麻酔が切れるまで、私は隼人に愛され、私も愛していたい。
隼人の返事は無かった。言葉の代わりに出て来たものは、彼の頬をつたる一筋の涙だった。




「…ごめん」


小さい声で、隼人は確かにそう言った。


「どう…したの?」

「やっぱりさ、ちゃんと話さなきゃダメだよな。わかってたんだけど、どうしても言えなかった。
……わかってると思うけど、別れようって言ったのはひよりを嫌いになったとか、そういう訳じゃなくて……
ひよりは俺にとって大切な存在だから…だからこそ、知られたくなかったし、それが理由で別れられるんじゃないかって思って…怖くて、先に離れようって思った」


そしてまた、小さな声でごめんと呟いた。


そうだった。私達はお互いの気持ちを確かめ合っただけで、まだ別れた理由も聞かされていなかったし、まだ別れている状態なんだった。
そう思うと何処と無く心がチクリと痛んだ。
思いが同じなら、また一緒にいられると思っていた私を恥ずかしく思った。


「どうして…なの?」

聞いていいのか、聞かない方が良かったのか。
これは私にとって得になるのか損になるのか。

もしかしたら、お見合いの話をもらったとか?いや、まさかね。

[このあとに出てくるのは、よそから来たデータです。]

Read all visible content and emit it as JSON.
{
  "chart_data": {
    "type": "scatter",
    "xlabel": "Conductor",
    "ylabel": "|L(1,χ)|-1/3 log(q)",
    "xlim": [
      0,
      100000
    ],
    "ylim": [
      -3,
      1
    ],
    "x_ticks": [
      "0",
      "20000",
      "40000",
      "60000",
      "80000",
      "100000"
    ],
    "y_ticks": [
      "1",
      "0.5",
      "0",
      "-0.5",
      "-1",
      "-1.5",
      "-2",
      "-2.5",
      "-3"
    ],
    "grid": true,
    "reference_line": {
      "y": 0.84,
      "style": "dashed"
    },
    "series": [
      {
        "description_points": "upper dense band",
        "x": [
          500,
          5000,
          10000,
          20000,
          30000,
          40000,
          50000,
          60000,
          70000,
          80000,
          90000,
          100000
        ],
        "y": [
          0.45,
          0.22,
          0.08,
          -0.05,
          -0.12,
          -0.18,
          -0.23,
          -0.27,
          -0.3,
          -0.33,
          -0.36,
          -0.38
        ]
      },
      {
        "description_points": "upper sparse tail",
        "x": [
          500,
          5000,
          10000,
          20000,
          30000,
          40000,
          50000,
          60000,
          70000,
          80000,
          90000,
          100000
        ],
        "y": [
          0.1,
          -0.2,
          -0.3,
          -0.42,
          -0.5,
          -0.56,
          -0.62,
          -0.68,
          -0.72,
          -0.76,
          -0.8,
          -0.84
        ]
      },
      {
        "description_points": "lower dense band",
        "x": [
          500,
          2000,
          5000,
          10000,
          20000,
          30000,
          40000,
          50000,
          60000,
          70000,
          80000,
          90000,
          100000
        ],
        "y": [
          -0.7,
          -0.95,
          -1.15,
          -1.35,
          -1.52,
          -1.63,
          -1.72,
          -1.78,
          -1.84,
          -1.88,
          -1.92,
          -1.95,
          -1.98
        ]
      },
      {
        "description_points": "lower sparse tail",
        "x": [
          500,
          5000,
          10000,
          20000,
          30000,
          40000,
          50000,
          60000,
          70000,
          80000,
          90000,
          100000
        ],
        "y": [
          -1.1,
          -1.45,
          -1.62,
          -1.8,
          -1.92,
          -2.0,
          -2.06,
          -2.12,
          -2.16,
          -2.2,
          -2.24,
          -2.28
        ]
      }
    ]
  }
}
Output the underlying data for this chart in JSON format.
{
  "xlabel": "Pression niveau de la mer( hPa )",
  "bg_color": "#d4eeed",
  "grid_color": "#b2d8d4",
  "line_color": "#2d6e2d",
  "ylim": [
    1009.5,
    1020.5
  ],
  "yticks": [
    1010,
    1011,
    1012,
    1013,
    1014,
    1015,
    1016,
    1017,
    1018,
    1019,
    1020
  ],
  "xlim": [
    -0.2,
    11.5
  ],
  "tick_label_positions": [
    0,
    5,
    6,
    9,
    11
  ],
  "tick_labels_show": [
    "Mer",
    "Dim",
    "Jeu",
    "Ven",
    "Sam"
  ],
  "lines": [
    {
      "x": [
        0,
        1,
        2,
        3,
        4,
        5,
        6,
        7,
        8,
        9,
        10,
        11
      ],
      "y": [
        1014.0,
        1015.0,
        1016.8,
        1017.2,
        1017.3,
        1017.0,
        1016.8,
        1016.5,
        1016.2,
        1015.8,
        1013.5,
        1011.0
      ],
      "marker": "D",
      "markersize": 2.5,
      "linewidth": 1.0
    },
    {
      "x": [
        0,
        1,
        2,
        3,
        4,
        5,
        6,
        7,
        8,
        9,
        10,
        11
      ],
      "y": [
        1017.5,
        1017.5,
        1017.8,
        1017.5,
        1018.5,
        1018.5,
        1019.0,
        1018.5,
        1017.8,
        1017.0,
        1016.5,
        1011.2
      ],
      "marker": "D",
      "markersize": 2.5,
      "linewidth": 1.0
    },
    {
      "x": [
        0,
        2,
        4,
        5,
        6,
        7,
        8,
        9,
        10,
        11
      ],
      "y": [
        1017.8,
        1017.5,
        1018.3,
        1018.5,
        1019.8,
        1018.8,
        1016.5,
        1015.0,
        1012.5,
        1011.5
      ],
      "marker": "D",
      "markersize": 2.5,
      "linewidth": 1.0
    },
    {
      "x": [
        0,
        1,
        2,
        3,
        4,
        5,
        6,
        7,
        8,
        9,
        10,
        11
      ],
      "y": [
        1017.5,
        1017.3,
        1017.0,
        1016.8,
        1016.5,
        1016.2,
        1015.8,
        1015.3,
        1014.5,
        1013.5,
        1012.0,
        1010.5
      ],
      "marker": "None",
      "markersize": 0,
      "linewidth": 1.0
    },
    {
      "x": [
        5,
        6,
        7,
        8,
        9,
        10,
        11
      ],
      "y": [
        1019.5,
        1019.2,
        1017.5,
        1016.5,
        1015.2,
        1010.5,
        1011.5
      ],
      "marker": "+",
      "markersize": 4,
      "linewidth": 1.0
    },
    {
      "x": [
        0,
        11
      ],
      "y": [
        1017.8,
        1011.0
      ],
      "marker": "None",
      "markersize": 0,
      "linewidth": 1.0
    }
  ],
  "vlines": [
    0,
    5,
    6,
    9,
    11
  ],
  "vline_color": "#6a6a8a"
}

今頃お見合いなんて、ないよね。

実は、私のことも好きだけど、他にも好きな人がいる……とか?
そんなはずない。そんなことあってはいけない。





「俺……病気なんだ」


「……え、…」


それは、私が予想していたよりも遥かに重いもので。
ちゃんと隼人の声は届いていて、理解できるはずなのに、頭がそれをさせぬと必死だった。


「…びょ、病気?」


「そう」

「え、何の?……治るよね?」


隼人は静かに首を横に振った。


「治らない…の?」



「治らない」



紡ぎ出された言葉は「別れよう」という言葉よりも残酷に、私の中に響いた。
ああ、きっとこれは罰だ。隼人を利用してきた私に、神様が罰を与えたんだ。
外はいつのまにか雨が降り出していた。次第に強まる雨は私達のこれからを暗示しているようだった。